= Félix Caballero =

Félix Caballero was a Dominican priest. He played an important part in the history of the missions of Baja California, and also the opening up of the route to Tucson, Arizona.

Caballero arrived at Veracruz on December 19, 1812, and traveled to Baja California in July, 1814. The first records of his activities on the Peninsula can be traced back to December 15 of that year, where he presided over a burial service at Misión San Vicente Ferrer.

In 1815, he was placed in charge of the Misión San Miguel Arcángel de la Frontera. In 1822 he was one of only three Dominicans in the mission.

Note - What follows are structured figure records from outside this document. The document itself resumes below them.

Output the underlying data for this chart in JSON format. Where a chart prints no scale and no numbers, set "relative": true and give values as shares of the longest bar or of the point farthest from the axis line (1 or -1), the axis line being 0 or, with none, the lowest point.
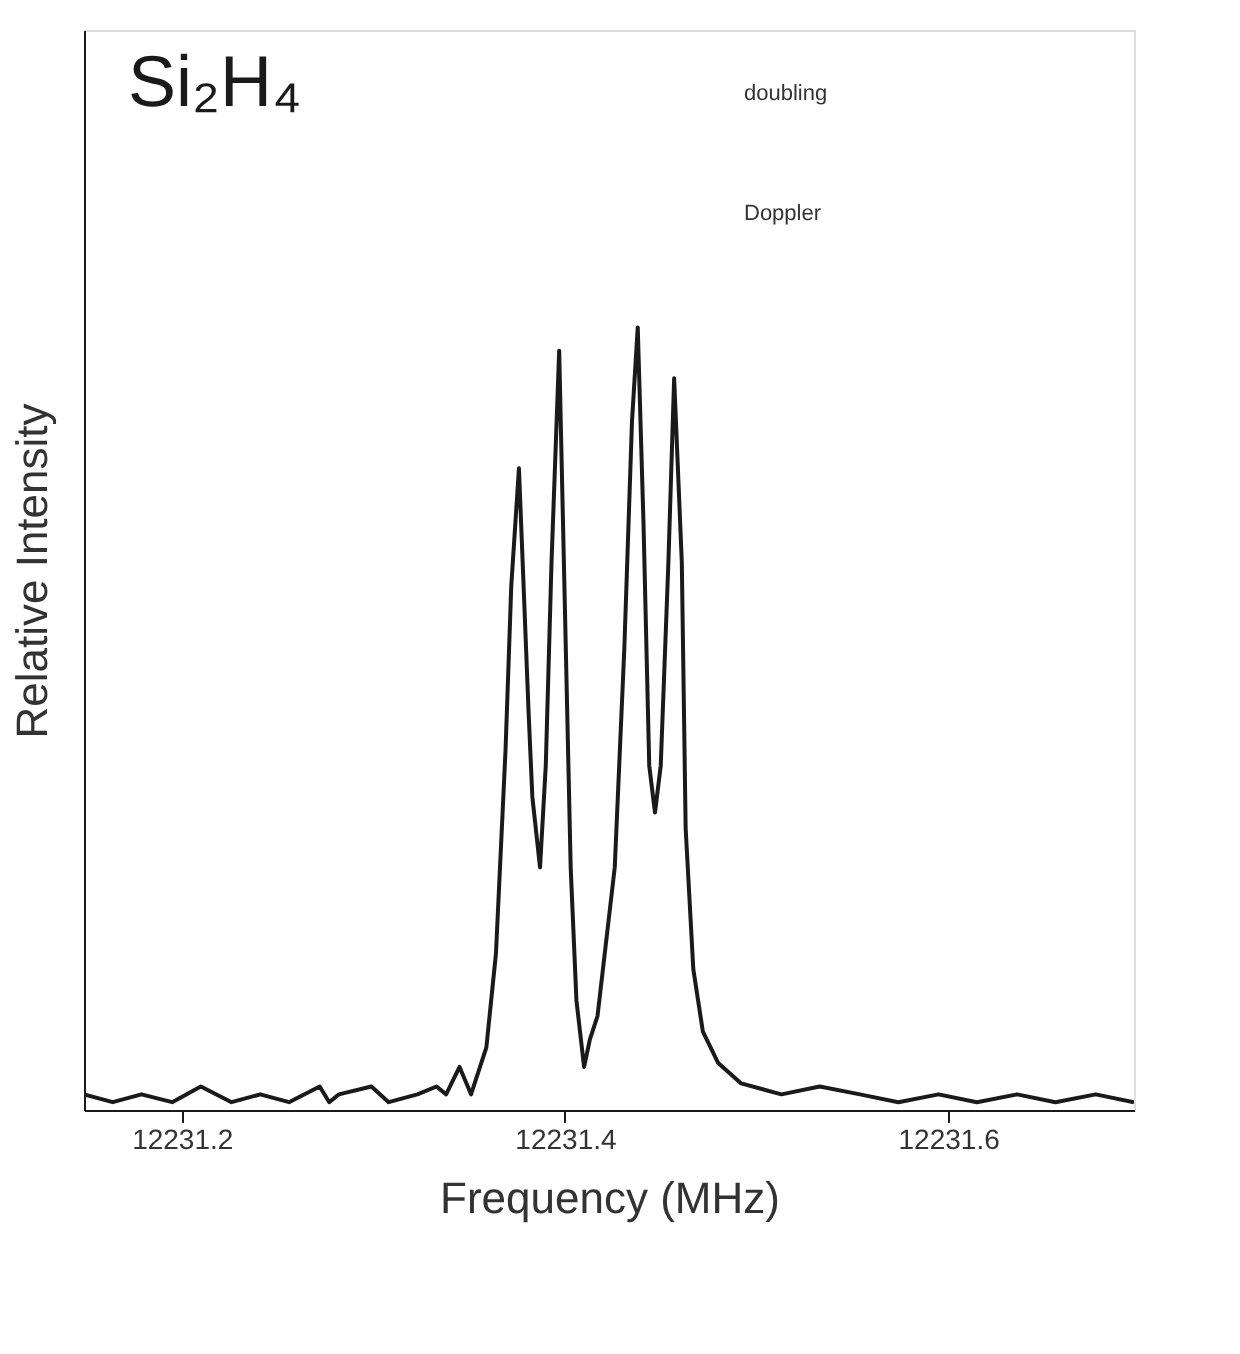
{
  "chart_data": {
    "type": "line",
    "title": "Si₂H₄",
    "xlabel": "Frequency (MHz)",
    "ylabel": "Relative Intensity",
    "relative": true,
    "grid": false,
    "marker": "none",
    "line_style": "solid",
    "xlim": [
      12231.149,
      12231.697
    ],
    "xticks": [
      12231.2,
      12231.4,
      12231.6
    ],
    "annotations": [
      "doubling",
      "Doppler"
    ],
    "x": [
      12231.149,
      12231.164,
      12231.179,
      12231.195,
      12231.21,
      12231.226,
      12231.241,
      12231.256,
      12231.272,
      12231.277,
      12231.282,
      12231.299,
      12231.308,
      12231.323,
      12231.333,
      12231.338,
      12231.345,
      12231.351,
      12231.359,
      12231.364,
      12231.369,
      12231.372,
      12231.376,
      12231.381,
      12231.383,
      12231.387,
      12231.39,
      12231.393,
      12231.397,
      12231.4,
      12231.403,
      12231.406,
      12231.41,
      12231.413,
      12231.417,
      12231.426,
      12231.431,
      12231.435,
      12231.438,
      12231.441,
      12231.444,
      12231.447,
      12231.45,
      12231.454,
      12231.457,
      12231.461,
      12231.463,
      12231.467,
      12231.472,
      12231.48,
      12231.492,
      12231.513,
      12231.533,
      12231.554,
      12231.574,
      12231.595,
      12231.615,
      12231.636,
      12231.656,
      12231.677,
      12231.697
    ],
    "series": [
      {
        "color": "#1a1a1a",
        "values": [
          0.02,
          0.01,
          0.02,
          0.01,
          0.03,
          0.01,
          0.02,
          0.01,
          0.03,
          0.01,
          0.02,
          0.03,
          0.01,
          0.02,
          0.03,
          0.02,
          0.055,
          0.02,
          0.08,
          0.2,
          0.46,
          0.67,
          0.82,
          0.51,
          0.4,
          0.31,
          0.44,
          0.7,
          0.97,
          0.64,
          0.31,
          0.14,
          0.055,
          0.09,
          0.12,
          0.31,
          0.59,
          0.88,
          1.0,
          0.75,
          0.44,
          0.38,
          0.44,
          0.7,
          0.935,
          0.7,
          0.36,
          0.18,
          0.1,
          0.06,
          0.034,
          0.02,
          0.03,
          0.02,
          0.01,
          0.02,
          0.01,
          0.02,
          0.01,
          0.02,
          0.01
        ]
      }
    ]
  }
}
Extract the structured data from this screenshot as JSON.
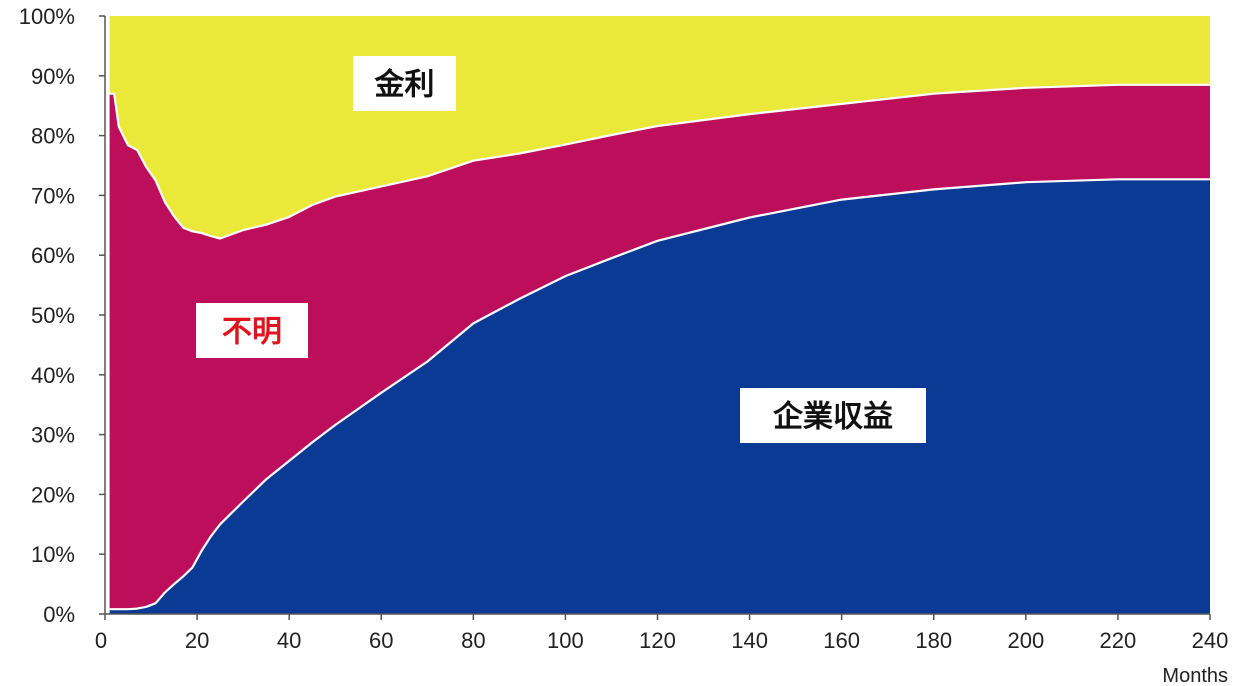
{
  "chart_data": {
    "type": "area",
    "stacked": true,
    "xlabel": "Months",
    "ylabel": "",
    "xlim": [
      0,
      240
    ],
    "ylim": [
      0,
      100
    ],
    "x_ticks": [
      0,
      20,
      40,
      60,
      80,
      100,
      120,
      140,
      160,
      180,
      200,
      220,
      240
    ],
    "y_ticks": [
      0,
      10,
      20,
      30,
      40,
      50,
      60,
      70,
      80,
      90,
      100
    ],
    "y_tick_labels": [
      "0%",
      "10%",
      "20%",
      "30%",
      "40%",
      "50%",
      "60%",
      "70%",
      "80%",
      "90%",
      "100%"
    ],
    "grid": false,
    "x": [
      1,
      2,
      3,
      5,
      7,
      9,
      11,
      13,
      15,
      17,
      19,
      21,
      23,
      25,
      30,
      35,
      40,
      45,
      50,
      60,
      70,
      80,
      90,
      100,
      110,
      120,
      140,
      160,
      180,
      200,
      220,
      240
    ],
    "series": [
      {
        "name": "企業収益",
        "color": "#0b3a94",
        "values": [
          0.8,
          0.8,
          0.8,
          0.8,
          0.9,
          1.2,
          1.8,
          3.6,
          5.0,
          6.3,
          7.8,
          10.6,
          13.0,
          15.0,
          18.8,
          22.5,
          25.6,
          28.7,
          31.6,
          37.0,
          42.2,
          48.6,
          52.7,
          56.5,
          59.5,
          62.4,
          66.3,
          69.3,
          71.0,
          72.2,
          72.7,
          72.7
        ]
      },
      {
        "name": "不明",
        "color": "#bd0e5c",
        "values": [
          86.2,
          86.2,
          80.7,
          77.6,
          76.7,
          73.5,
          70.7,
          65.3,
          61.5,
          58.3,
          56.2,
          53.1,
          50.2,
          47.8,
          45.4,
          42.6,
          40.8,
          39.7,
          38.2,
          34.5,
          31.0,
          27.2,
          24.3,
          22.0,
          20.6,
          19.2,
          17.3,
          16.0,
          16.0,
          15.8,
          15.8,
          15.8
        ]
      },
      {
        "name": "金利",
        "color": "#eae93a",
        "values": [
          13.0,
          13.0,
          18.5,
          21.6,
          22.4,
          25.3,
          27.5,
          31.1,
          33.5,
          35.4,
          36.0,
          36.3,
          36.8,
          37.2,
          35.8,
          34.9,
          33.6,
          31.6,
          30.2,
          28.5,
          26.8,
          24.2,
          23.0,
          21.5,
          19.9,
          18.4,
          16.4,
          14.7,
          13.0,
          12.0,
          11.5,
          11.5
        ]
      }
    ],
    "area_labels": [
      {
        "text": "金利",
        "text_color": "#111111"
      },
      {
        "text": "不明",
        "text_color": "#e0141e"
      },
      {
        "text": "企業収益",
        "text_color": "#111111"
      }
    ]
  }
}
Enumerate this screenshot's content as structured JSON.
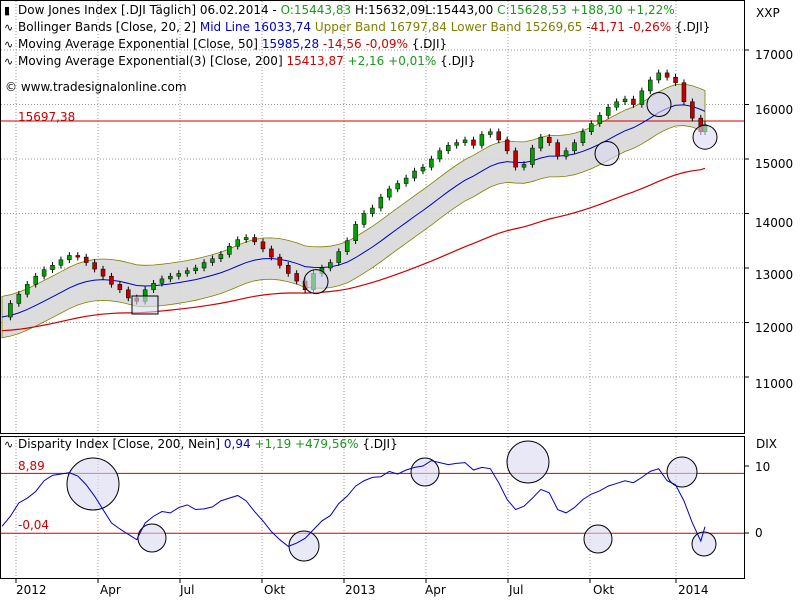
{
  "header": {
    "line1": {
      "title": "Dow Jones Index [.DJI  Täglich] 06.02.2014",
      "open": "O:15443,83",
      "high": "H:15632,09",
      "low": "L:15443,00",
      "close": "C:15628,53",
      "change": "+188,30",
      "change_pct": "+1,22%"
    },
    "line2": {
      "name": "Bollinger Bands [Close, 20, 2]",
      "mid": "Mid Line 16033,74",
      "upper": "Upper Band 16797,84",
      "lower": "Lower Band 15269,65",
      "diff": "-41,71",
      "diff_pct": "-0,26%",
      "sym": "{.DJI}"
    },
    "line3": {
      "name": "Moving Average Exponential [Close, 50]",
      "value": "15985,28",
      "change": "-14,56",
      "change_pct": "-0,09%",
      "sym": "{.DJI}"
    },
    "line4": {
      "name": "Moving Average Exponential(3) [Close, 200]",
      "value": "15413,87",
      "change": "+2,16",
      "change_pct": "+0,01%",
      "sym": "{.DJI}"
    },
    "copyright": "© www.tradesignalonline.com"
  },
  "lower_header": {
    "name": "Disparity Index [Close, 200, Nein]",
    "value": "0,94",
    "change": "+1,19",
    "change_pct": "+479,56%",
    "sym": "{.DJI}"
  },
  "colors": {
    "price_up": "#00a000",
    "price_down": "#c00000",
    "bollinger_fill": "#d8d8d8",
    "bollinger_band": "#808000",
    "ema50": "#0000cc",
    "ema200": "#d00000",
    "level": "#d00000",
    "disparity": "#0000cc",
    "grid": "#9a9a9a",
    "circle_fill": "#d8d8f0",
    "circle_stroke": "#000000"
  },
  "chart_data": [
    {
      "type": "line",
      "description_key": "upper",
      "y_axis_label": "XXP",
      "ylim": [
        10000,
        17400
      ],
      "y_ticks": [
        11000,
        12000,
        13000,
        14000,
        15000,
        16000,
        17000
      ],
      "x_ticks": [
        "2012",
        "Apr",
        "Jul",
        "Okt",
        "2013",
        "Apr",
        "Jul",
        "Okt",
        "2014"
      ],
      "horizontal_level": {
        "value": 15697.38,
        "label": "15697,38"
      },
      "series": [
        {
          "name": "Dow Jones Index",
          "points": [
            [
              0,
              12100
            ],
            [
              2,
              12350
            ],
            [
              4,
              12520
            ],
            [
              6,
              12700
            ],
            [
              8,
              12850
            ],
            [
              10,
              12970
            ],
            [
              12,
              13050
            ],
            [
              14,
              13150
            ],
            [
              16,
              13230
            ],
            [
              18,
              13200
            ],
            [
              20,
              13100
            ],
            [
              22,
              12980
            ],
            [
              24,
              12850
            ],
            [
              26,
              12700
            ],
            [
              28,
              12600
            ],
            [
              30,
              12450
            ],
            [
              32,
              12390
            ],
            [
              34,
              12600
            ],
            [
              36,
              12720
            ],
            [
              38,
              12800
            ],
            [
              40,
              12850
            ],
            [
              42,
              12900
            ],
            [
              44,
              12950
            ],
            [
              46,
              13000
            ],
            [
              48,
              13100
            ],
            [
              50,
              13170
            ],
            [
              52,
              13250
            ],
            [
              54,
              13400
            ],
            [
              56,
              13520
            ],
            [
              58,
              13560
            ],
            [
              60,
              13480
            ],
            [
              62,
              13350
            ],
            [
              64,
              13200
            ],
            [
              66,
              13050
            ],
            [
              68,
              12900
            ],
            [
              70,
              12760
            ],
            [
              72,
              12600
            ],
            [
              74,
              12900
            ],
            [
              76,
              13000
            ],
            [
              78,
              13100
            ],
            [
              80,
              13300
            ],
            [
              82,
              13500
            ],
            [
              84,
              13800
            ],
            [
              86,
              14000
            ],
            [
              88,
              14100
            ],
            [
              90,
              14300
            ],
            [
              92,
              14450
            ],
            [
              94,
              14550
            ],
            [
              96,
              14650
            ],
            [
              98,
              14780
            ],
            [
              100,
              14850
            ],
            [
              102,
              15000
            ],
            [
              104,
              15150
            ],
            [
              106,
              15250
            ],
            [
              108,
              15300
            ],
            [
              110,
              15350
            ],
            [
              112,
              15250
            ],
            [
              114,
              15450
            ],
            [
              116,
              15500
            ],
            [
              118,
              15350
            ],
            [
              120,
              15150
            ],
            [
              122,
              14850
            ],
            [
              124,
              14900
            ],
            [
              126,
              15200
            ],
            [
              128,
              15400
            ],
            [
              130,
              15300
            ],
            [
              132,
              15050
            ],
            [
              134,
              15150
            ],
            [
              136,
              15300
            ],
            [
              138,
              15500
            ],
            [
              140,
              15650
            ],
            [
              142,
              15800
            ],
            [
              144,
              15950
            ],
            [
              146,
              16050
            ],
            [
              148,
              16100
            ],
            [
              150,
              16000
            ],
            [
              152,
              16250
            ],
            [
              154,
              16450
            ],
            [
              156,
              16580
            ],
            [
              158,
              16500
            ],
            [
              160,
              16400
            ],
            [
              162,
              16050
            ],
            [
              164,
              15750
            ],
            [
              166,
              15500
            ],
            [
              167,
              15628
            ]
          ]
        }
      ],
      "overlays": [
        {
          "name": "Bollinger Bands",
          "values_key": "bb"
        },
        {
          "name": "Moving Average Exponential 50"
        },
        {
          "name": "Moving Average Exponential 200"
        }
      ]
    },
    {
      "type": "line",
      "description_key": "lower",
      "y_axis_label": "DIX",
      "ylim": [
        -5,
        12.5
      ],
      "y_ticks": [
        0,
        10
      ],
      "levels": [
        {
          "value": 8.89,
          "label": "8,89"
        },
        {
          "value": -0.04,
          "label": "-0,04"
        }
      ],
      "series": [
        {
          "name": "Disparity Index",
          "points": [
            [
              0,
              1.0
            ],
            [
              2,
              2.5
            ],
            [
              4,
              4.5
            ],
            [
              6,
              5.2
            ],
            [
              8,
              6.2
            ],
            [
              10,
              7.8
            ],
            [
              12,
              8.6
            ],
            [
              14,
              8.8
            ],
            [
              16,
              9.0
            ],
            [
              18,
              8.5
            ],
            [
              20,
              7.2
            ],
            [
              22,
              5.5
            ],
            [
              24,
              3.5
            ],
            [
              26,
              1.5
            ],
            [
              28,
              0.6
            ],
            [
              30,
              -0.2
            ],
            [
              32,
              -1.0
            ],
            [
              34,
              1.5
            ],
            [
              36,
              2.5
            ],
            [
              38,
              3.2
            ],
            [
              40,
              3.0
            ],
            [
              42,
              3.8
            ],
            [
              44,
              4.2
            ],
            [
              46,
              3.5
            ],
            [
              48,
              3.6
            ],
            [
              50,
              3.9
            ],
            [
              52,
              4.8
            ],
            [
              54,
              5.2
            ],
            [
              56,
              5.6
            ],
            [
              58,
              4.8
            ],
            [
              60,
              3.2
            ],
            [
              62,
              1.8
            ],
            [
              64,
              0.2
            ],
            [
              66,
              -1.0
            ],
            [
              68,
              -2.0
            ],
            [
              70,
              -1.5
            ],
            [
              72,
              -0.8
            ],
            [
              74,
              0.5
            ],
            [
              76,
              1.8
            ],
            [
              78,
              2.6
            ],
            [
              80,
              4.4
            ],
            [
              82,
              5.5
            ],
            [
              84,
              7.0
            ],
            [
              86,
              7.8
            ],
            [
              88,
              8.3
            ],
            [
              90,
              8.4
            ],
            [
              92,
              9.2
            ],
            [
              94,
              8.8
            ],
            [
              96,
              9.4
            ],
            [
              98,
              9.8
            ],
            [
              100,
              10.0
            ],
            [
              102,
              10.8
            ],
            [
              104,
              10.5
            ],
            [
              106,
              10.2
            ],
            [
              108,
              10.4
            ],
            [
              110,
              10.5
            ],
            [
              112,
              9.4
            ],
            [
              114,
              9.8
            ],
            [
              116,
              9.6
            ],
            [
              118,
              7.5
            ],
            [
              120,
              5.0
            ],
            [
              122,
              3.5
            ],
            [
              124,
              4.0
            ],
            [
              126,
              5.2
            ],
            [
              128,
              6.5
            ],
            [
              130,
              6.0
            ],
            [
              132,
              3.5
            ],
            [
              134,
              3.0
            ],
            [
              136,
              3.8
            ],
            [
              138,
              5.0
            ],
            [
              140,
              5.8
            ],
            [
              142,
              6.3
            ],
            [
              144,
              7.0
            ],
            [
              146,
              7.4
            ],
            [
              148,
              7.8
            ],
            [
              150,
              7.5
            ],
            [
              152,
              8.3
            ],
            [
              154,
              9.2
            ],
            [
              156,
              9.6
            ],
            [
              158,
              7.8
            ],
            [
              160,
              7.2
            ],
            [
              162,
              4.8
            ],
            [
              164,
              1.5
            ],
            [
              166,
              -1.2
            ],
            [
              167,
              0.94
            ]
          ]
        }
      ]
    }
  ],
  "x_tick_labels": [
    "2012",
    "Apr",
    "Jul",
    "Okt",
    "2013",
    "Apr",
    "Jul",
    "Okt",
    "2014"
  ],
  "upper_y_labels": [
    "17000",
    "16000",
    "15000",
    "14000",
    "13000",
    "12000",
    "11000"
  ],
  "upper_axis_title": "XXP",
  "lower_axis_title": "DIX",
  "lower_y_labels": [
    "10",
    "0"
  ],
  "upper_level_label": "15697,38",
  "lower_level_labels": [
    "8,89",
    "-0,04"
  ]
}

On April 14, 1823, Father Caballero and two companions set out from Mission Santa Catalina to reconnoiter a road between Las Californias and Sonora, closed since the revolt of the Yuma in the 1780s. They crossed the lower Colorado River in Cocopa territory to avoid the Yumas, then the Tinajas Altas, then turned northeast to reach the Gila River where he encountered some villages of friendly Halchidhomas, then continued up the Gila through Cocomaricopa and Pima territory and reached Tucson twelve walking days after leaving Santa Catalina and then continued on to Arizpe. He returned to Mission Santa Catalina from Tucson with a military expedition under Captain José Romero who was to establish a route for a mail service through the region.

In 1834 he founded Misión de Nuestra Señora de Guadalupe del Norte, the last Dominican mission to be established in California. The mission survived only until 1840, when a local chief, Jatñil, who had previously provided support to the missions, led a rebellion in response to forced conversions of his people.